定額残業代についてはすでに最高裁で、通常の労働の賃金に当たる部分と割増賃金に当たる部分が判別でき、かつその割増賃金が労基法第37条を下回らないという枠組みは容認されています。
今回は、「確かに、月約87時間は、平成10年12月28日労働省告示第154号所定の月45時間を超えるものであるが、雇用契約に対して強行的補充的効力を有するものではない上、本件特約は、時間外労働等があった場合に発生する時間外割増賃金等として支払う額を合意したものであって、約87時間分の法定時間外労働を義務づけるものではない。」としています。
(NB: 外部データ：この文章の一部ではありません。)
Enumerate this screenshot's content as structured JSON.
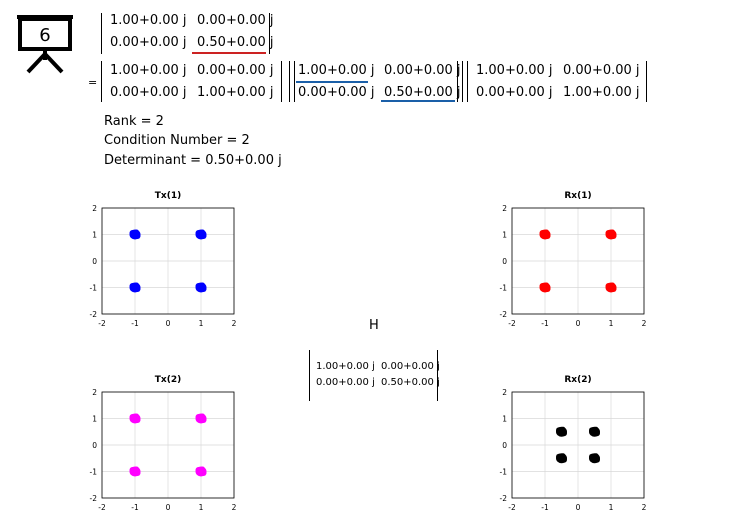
{
  "slide": {
    "number": "6",
    "icon": "presentation-board-icon"
  },
  "top_matrix": {
    "rows": [
      [
        "1.00+0.00 j",
        "0.00+0.00 j"
      ],
      [
        "0.00+0.00 j",
        "0.50+0.00 j"
      ]
    ],
    "highlight_color": "#cc2222"
  },
  "equals_sign": "=",
  "svd": {
    "U": [
      [
        "1.00+0.00 j",
        "0.00+0.00 j"
      ],
      [
        "0.00+0.00 j",
        "1.00+0.00 j"
      ]
    ],
    "S": [
      [
        "1.00+0.00 j",
        "0.00+0.00 j"
      ],
      [
        "0.00+0.00 j",
        "0.50+0.00 j"
      ]
    ],
    "V": [
      [
        "1.00+0.00 j",
        "0.00+0.00 j"
      ],
      [
        "0.00+0.00 j",
        "1.00+0.00 j"
      ]
    ],
    "highlight_color": "#1a5fa8"
  },
  "stats": {
    "rank": "Rank = 2",
    "condition": "Condition Number = 2",
    "determinant": "Determinant = 0.50+0.00 j"
  },
  "channel": {
    "label": "H",
    "rows": [
      [
        "1.00+0.00 j",
        "0.00+0.00 j"
      ],
      [
        "0.00+0.00 j",
        "0.50+0.00 j"
      ]
    ]
  },
  "chart_data": [
    {
      "type": "scatter",
      "title": "Tx(1)",
      "color": "#0000ff",
      "xlim": [
        -2,
        2
      ],
      "ylim": [
        -2,
        2
      ],
      "xticks": [
        -2,
        -1,
        0,
        1,
        2
      ],
      "yticks": [
        -2,
        -1,
        0,
        1,
        2
      ],
      "grid": true,
      "points": [
        [
          -1,
          1
        ],
        [
          1,
          1
        ],
        [
          -1,
          -1
        ],
        [
          1,
          -1
        ]
      ]
    },
    {
      "type": "scatter",
      "title": "Rx(1)",
      "color": "#ff0000",
      "xlim": [
        -2,
        2
      ],
      "ylim": [
        -2,
        2
      ],
      "xticks": [
        -2,
        -1,
        0,
        1,
        2
      ],
      "yticks": [
        -2,
        -1,
        0,
        1,
        2
      ],
      "grid": true,
      "points": [
        [
          -1,
          1
        ],
        [
          1,
          1
        ],
        [
          -1,
          -1
        ],
        [
          1,
          -1
        ]
      ]
    },
    {
      "type": "scatter",
      "title": "Tx(2)",
      "color": "#ff00ff",
      "xlim": [
        -2,
        2
      ],
      "ylim": [
        -2,
        2
      ],
      "xticks": [
        -2,
        -1,
        0,
        1,
        2
      ],
      "yticks": [
        -2,
        -1,
        0,
        1,
        2
      ],
      "grid": true,
      "points": [
        [
          -1,
          1
        ],
        [
          1,
          1
        ],
        [
          -1,
          -1
        ],
        [
          1,
          -1
        ]
      ]
    },
    {
      "type": "scatter",
      "title": "Rx(2)",
      "color": "#000000",
      "xlim": [
        -2,
        2
      ],
      "ylim": [
        -2,
        2
      ],
      "xticks": [
        -2,
        -1,
        0,
        1,
        2
      ],
      "yticks": [
        -2,
        -1,
        0,
        1,
        2
      ],
      "grid": true,
      "points": [
        [
          -0.5,
          0.5
        ],
        [
          0.5,
          0.5
        ],
        [
          -0.5,
          -0.5
        ],
        [
          0.5,
          -0.5
        ]
      ]
    }
  ]
}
まっとうな判断です。何も、45時間を超える固定時間外手当を導入したからと言って、会社が社員に45時間を超える残業を義務付けているものではありません。ただし、緊急対応等でやむを得ない場合には45時間を大きく超える残業をしなければならない事態を想定して、そのような場合でも残業代をできるだけ変動費化せずに済めば、企業としてはありがたいものです。資金繰りの安定化には寄与するはずです。ご存知の通り欧米では、いわゆるホワイトカラー職種に残業代は支給しません。日本でも今年の4月から高度プロフェッショナル制度が導入され、一部の職種については残業代の支給は不要となりましたが、その適用範囲はあまりにも限定されており、実際のところ大半の企業ではほとんど利用できません。
顧問先に多くの外国企業を抱えるPMPの経験を振り返ると、外国本社の人事から労基法第37条の残業の取り扱いについて疑問視されることは珍しくありませんでした。労基法第37条の残業という日本の常識は外国にとっては非常識に映ります。
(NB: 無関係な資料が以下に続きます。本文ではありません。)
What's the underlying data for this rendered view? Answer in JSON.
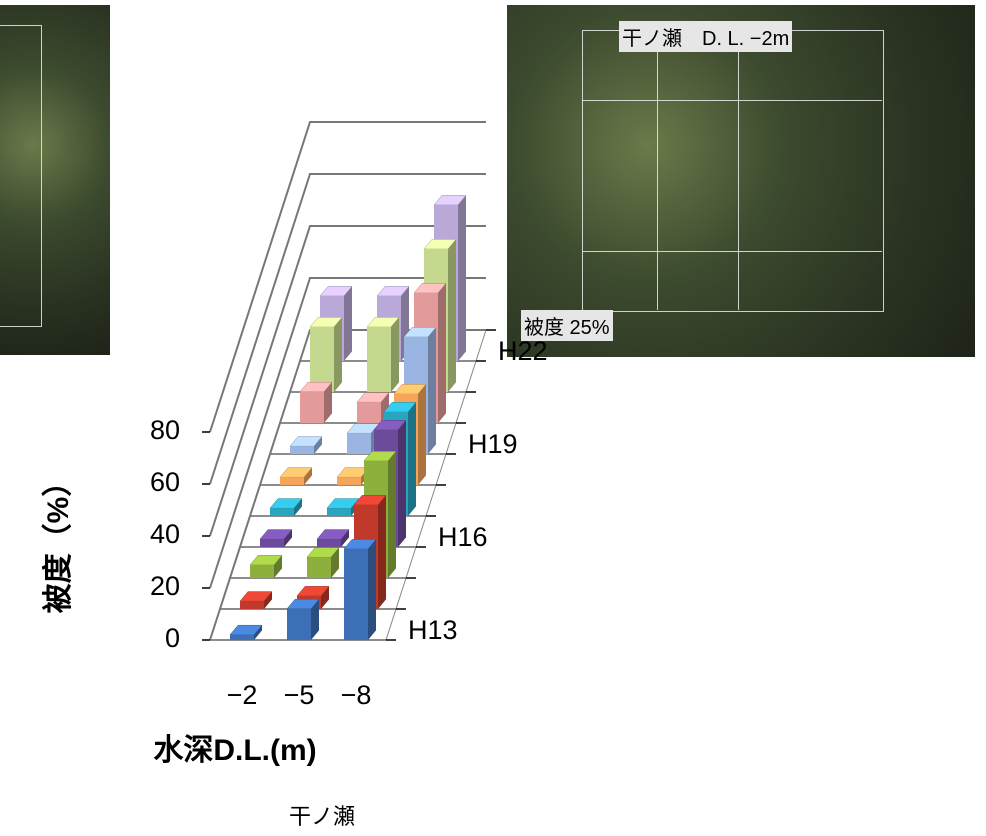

45時間を大きく上回る固定時間外手当による給与体系は、日本と外国の残業代の認識のギャップを上手に埋める事の出来る使い勝手の良い知恵であるように思います。とは言え、固定時間外手当導入後も労働時間管理はきめ細かく実施し、過重労働防止も並行して必ず対応してください。また、例えば入社間もない新卒新人にも、この固定時間外手当体系を適用するのも、法違反とは言えませんが、PMPは勧めません。入社後ある程度の職務経験を積んで、自己責任で業務を遂行できるようになった社員から固定時間外手当体系を導入すべきです。固定時間外手当体系を有効に活用することで、労使ともに満足度の高い働き方、マネジメントが実現できるように思います。